Vienna to Kiev, Ukraine

Snail train through Ukraine in the rain. A tiny 3-berth compartment, bunks stacked on top of each other with barely space to turn around alongside them and a ladder that only reaches partway to the ground from my top bunk which is terribly close to the ceiling. My cabin mates aren’t great at co-operation.

Kiev

I have two hours to change some cash, buy water and tea and fruit, rehydrate, find the ticket office, swap my Polrail confirmation slip for a printed ticket, and find my train.

Everything seems very strange, uniformed men are herding people out of the station, the area directly in front is cordoned off, and I can’t work out how or where to do the things I need to do. I have a headache. The people I approach for help don’t speak any English and seem pretty cross. Finally a guard with a twinkle in his eye and a smattering of English explains there’s a bomb scare. He gestures towards another nearby station where I can get my ticket, and across the road to a money exchange place. He can’t tell me whether my train is likely to leave on time, or at all.

After 90 or so fraught minutes I’ve done all the things and after a few false leads have even found the platform my train will leave from. The bomb scare, if it’s still on, isn’t affecting this part of the station. I board; this is a better train, bunks only two-up and all open plan – no compartments, so no claustrophobia.

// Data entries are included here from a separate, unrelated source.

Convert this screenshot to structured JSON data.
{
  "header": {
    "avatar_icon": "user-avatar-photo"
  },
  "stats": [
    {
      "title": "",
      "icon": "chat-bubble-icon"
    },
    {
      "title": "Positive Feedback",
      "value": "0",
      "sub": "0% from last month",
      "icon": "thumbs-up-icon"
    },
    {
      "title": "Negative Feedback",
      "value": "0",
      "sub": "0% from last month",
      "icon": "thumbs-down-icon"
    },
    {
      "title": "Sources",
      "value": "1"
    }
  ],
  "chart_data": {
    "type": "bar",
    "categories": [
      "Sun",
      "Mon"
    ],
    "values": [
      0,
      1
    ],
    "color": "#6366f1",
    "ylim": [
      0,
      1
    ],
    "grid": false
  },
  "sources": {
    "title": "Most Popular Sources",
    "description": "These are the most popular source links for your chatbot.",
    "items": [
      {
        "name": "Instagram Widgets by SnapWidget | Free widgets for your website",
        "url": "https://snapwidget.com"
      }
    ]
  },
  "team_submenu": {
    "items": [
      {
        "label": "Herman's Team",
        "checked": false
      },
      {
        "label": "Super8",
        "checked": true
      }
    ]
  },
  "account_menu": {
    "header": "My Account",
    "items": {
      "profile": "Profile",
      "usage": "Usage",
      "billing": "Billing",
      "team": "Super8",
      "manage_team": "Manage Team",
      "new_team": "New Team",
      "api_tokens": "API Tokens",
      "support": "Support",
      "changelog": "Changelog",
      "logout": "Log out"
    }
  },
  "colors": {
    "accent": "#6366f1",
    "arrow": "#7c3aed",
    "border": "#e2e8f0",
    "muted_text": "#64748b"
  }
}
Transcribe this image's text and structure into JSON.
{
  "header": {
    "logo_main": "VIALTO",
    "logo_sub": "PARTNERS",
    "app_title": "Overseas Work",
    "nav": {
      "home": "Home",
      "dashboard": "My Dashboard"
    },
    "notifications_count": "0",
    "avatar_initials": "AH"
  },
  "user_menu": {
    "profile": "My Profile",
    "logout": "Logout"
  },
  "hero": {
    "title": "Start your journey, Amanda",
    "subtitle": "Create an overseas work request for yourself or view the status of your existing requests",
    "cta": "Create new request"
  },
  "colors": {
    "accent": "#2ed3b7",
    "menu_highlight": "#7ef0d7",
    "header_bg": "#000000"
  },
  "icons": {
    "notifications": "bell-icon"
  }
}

As we pull out of Kiev, I’m welcomed like a long-lost exotic sister by Peter, a 60 year old Kazakh philosopher, and Sergei, a young Russian geek; both are keen to practice their English and discover what an English woman is doing on their train. When I explain to the Kazakh I’m travelling overland because flying is bad for the environment he says “Ah! The Swedish girl!” He got his start learning English by listening to The Beatles and Rolling Stones as a youth, and believes doing things that are hard makes you stronger.

The border guards here have guns and dogs.

24 December, Christmas Eve

Moscow

The metro is confusing. Also palatial, ornate, and lit by chandeliers. Russians so far seem friendly; a young guy notices my perplexity and sets me going in the right direction for Yaroslavskaya Railway Station, where I stash my rucksack in the baggage store. The Information Point staff don’t speak English and are under the impression that if they speak Russian loudly and slowly enough, I’ll understand.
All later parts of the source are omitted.